The question has come up a few times lately about straight niacin (nicotinic acid) vs. slow release niacin, or inositol hexanicotinate (IHN). Some claim that there is conclusive evidence that IHN does not work at all for managing lipids. Well, that's not really the case.
Straight niacin is less expensive than IHN and has been the subject of a lot of very impressive research on lipid management. In some circles it is considered the gold standard, in fact, for cholesterol management, and is declared the treatment of choice for reducing blood lipids by the Expert Panel of the National Cholesterol Education Program (NCEP).
However, the beef against niacin is that some people flush with it. I am one of those people, and let me tell you, a strong niacin flush is NO FUN! The "flush" is a burning, tingling sensation on the skin that is due to a temporary increase in prostaglandins leading to cutaneous vasodilation when too much is taken too soon. The flush is very temporary, but WOW! It can be very uncomfortable for some people who are sensitive to it. And some people like myself can't seem to get to the point where they eventually don't flush when using nicotinic acid.
Enter, then IHN, which does not reach maximum serum levels for 10 hours after ingestion and has practically zero flushing potential.
There is indeed some evidence that IHN has very little impact on overall cholesterol or LDL/HDL ratios. That evidence is by no means conclusive, however, especially when you compare it to the evidence showing that it does have benefit. (There is also "evidence" that fish oil and herbs have no benefit, after all, so...)
IHN consists of six molecules of niacin and one molecule of inositol. It is metabolized in the body into its component parts, allowing for the positive benefits associated with high doses of niacin without the many side effects. When administered orally, IHN results in a sustained increase in serum levels of free niacin and, in human studies, is better tolerated than regular niacin.
Studies showing that IHN improves lipid profiles date as far back as the early 1960s.1,2,3 An in vitro study showed that IHN was more effective than niacin in reducing hypercholesterolemia.4 When given to rabbits on a fatty diet, IHN resulted in normalization of all lipid fractions, including cholesterol.5 In humans, IHN has been shown by two research groups to produce a reduction in cholesterol that was even more profound than that produced by niacin.1
I have worked with practitioners for over two decades now who have used IHN extensively in their practices and have the lab results to prove that it does indeed work for many people. It might not be a 100% effective, but neither is straight niacin, and neither are statins.

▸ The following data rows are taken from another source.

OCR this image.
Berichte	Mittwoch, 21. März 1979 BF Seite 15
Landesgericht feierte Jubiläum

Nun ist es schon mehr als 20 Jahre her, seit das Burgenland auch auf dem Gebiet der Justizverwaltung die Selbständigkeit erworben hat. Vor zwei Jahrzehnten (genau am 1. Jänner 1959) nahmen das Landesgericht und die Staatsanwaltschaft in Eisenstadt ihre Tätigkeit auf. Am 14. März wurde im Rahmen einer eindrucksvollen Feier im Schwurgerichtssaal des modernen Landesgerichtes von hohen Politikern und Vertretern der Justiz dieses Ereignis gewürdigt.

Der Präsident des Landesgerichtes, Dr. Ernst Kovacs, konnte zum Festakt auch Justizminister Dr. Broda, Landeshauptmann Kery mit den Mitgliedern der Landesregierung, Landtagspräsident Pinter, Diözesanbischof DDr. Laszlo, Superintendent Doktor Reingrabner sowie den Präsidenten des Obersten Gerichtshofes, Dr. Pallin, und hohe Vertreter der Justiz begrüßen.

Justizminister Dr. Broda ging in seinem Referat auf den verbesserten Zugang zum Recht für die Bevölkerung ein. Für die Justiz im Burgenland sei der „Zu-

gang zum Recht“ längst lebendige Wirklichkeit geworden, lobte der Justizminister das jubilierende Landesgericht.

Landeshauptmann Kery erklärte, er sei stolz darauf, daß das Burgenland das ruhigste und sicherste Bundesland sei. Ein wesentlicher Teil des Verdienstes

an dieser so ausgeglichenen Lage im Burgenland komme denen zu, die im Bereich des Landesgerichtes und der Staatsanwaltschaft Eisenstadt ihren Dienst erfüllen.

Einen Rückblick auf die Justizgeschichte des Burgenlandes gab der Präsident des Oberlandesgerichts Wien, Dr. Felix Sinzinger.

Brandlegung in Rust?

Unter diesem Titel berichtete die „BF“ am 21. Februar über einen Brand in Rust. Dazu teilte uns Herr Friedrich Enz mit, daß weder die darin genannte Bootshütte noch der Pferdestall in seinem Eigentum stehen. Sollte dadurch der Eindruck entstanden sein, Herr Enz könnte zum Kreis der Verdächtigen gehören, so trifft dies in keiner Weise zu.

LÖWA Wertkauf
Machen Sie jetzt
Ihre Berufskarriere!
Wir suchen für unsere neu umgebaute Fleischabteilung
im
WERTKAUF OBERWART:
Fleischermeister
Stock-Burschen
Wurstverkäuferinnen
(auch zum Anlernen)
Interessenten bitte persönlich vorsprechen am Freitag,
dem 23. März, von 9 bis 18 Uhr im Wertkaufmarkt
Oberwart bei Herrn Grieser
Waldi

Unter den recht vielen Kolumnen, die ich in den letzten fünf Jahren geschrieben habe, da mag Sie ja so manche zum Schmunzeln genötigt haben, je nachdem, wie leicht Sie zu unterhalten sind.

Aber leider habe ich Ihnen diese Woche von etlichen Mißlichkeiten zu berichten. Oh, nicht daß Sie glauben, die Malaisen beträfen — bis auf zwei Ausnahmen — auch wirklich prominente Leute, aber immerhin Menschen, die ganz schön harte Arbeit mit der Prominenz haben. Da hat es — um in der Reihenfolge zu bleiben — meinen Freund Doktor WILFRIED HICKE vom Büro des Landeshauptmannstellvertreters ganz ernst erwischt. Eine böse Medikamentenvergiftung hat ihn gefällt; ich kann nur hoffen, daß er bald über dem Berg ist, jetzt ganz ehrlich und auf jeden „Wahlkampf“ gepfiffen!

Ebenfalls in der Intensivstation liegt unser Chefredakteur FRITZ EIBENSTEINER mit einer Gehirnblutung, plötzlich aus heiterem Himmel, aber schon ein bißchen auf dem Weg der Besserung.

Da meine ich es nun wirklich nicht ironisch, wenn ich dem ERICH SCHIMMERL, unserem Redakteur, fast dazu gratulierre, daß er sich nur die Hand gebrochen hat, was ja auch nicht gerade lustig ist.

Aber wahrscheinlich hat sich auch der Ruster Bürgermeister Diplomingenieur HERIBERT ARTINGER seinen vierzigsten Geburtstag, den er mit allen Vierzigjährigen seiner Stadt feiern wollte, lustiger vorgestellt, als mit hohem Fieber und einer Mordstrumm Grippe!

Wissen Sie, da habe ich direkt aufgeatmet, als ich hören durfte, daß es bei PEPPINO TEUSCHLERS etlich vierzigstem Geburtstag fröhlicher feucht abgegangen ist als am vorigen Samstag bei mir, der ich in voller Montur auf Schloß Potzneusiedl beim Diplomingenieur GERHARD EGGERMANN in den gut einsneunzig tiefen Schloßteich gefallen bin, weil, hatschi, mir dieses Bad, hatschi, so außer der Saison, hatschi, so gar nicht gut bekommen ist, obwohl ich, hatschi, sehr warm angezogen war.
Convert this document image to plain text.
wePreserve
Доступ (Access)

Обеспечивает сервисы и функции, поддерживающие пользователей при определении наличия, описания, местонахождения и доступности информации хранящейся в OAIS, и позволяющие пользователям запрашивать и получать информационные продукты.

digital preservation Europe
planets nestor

Niacin supports healthy blood lipid levels via its inhibition of catecholamine stimulated lipolysis in adipose tissue, its affect on hepatic lipoprotein synthesis, and its support of healthy high-density lipoprotein levels. So whether by nicotinic acid or by IHN, niacin appears to be a great option in the battle against cardiovascular disease.
1. Welsh AL, Ede M. Inositol hexanicotinate for improve nicotinic acid therapy. Int Record Med. 1961;174:9-15. 2. Sommer H. Nicotinic acid levels in the blood and fibrinolysis under the influence of the hexanicotinic ester of m-inositol. Arzneim Forsch. 1975;15:1337. 3. Dorner VG, Fischer FW. The influence of m-inositol hexanicotinate ester on the serum lipids and lipoproteins. Arzneim Forsch. 1961;11:110-113. 4. El-Eneim AMA, Hafez YS, Salem H, Abdel M. The role of nicotinic acid and inositol hexanicotinate as anticholesterolemic and antilipemic agents. Nutr Reports Int. 1983;28:899-911.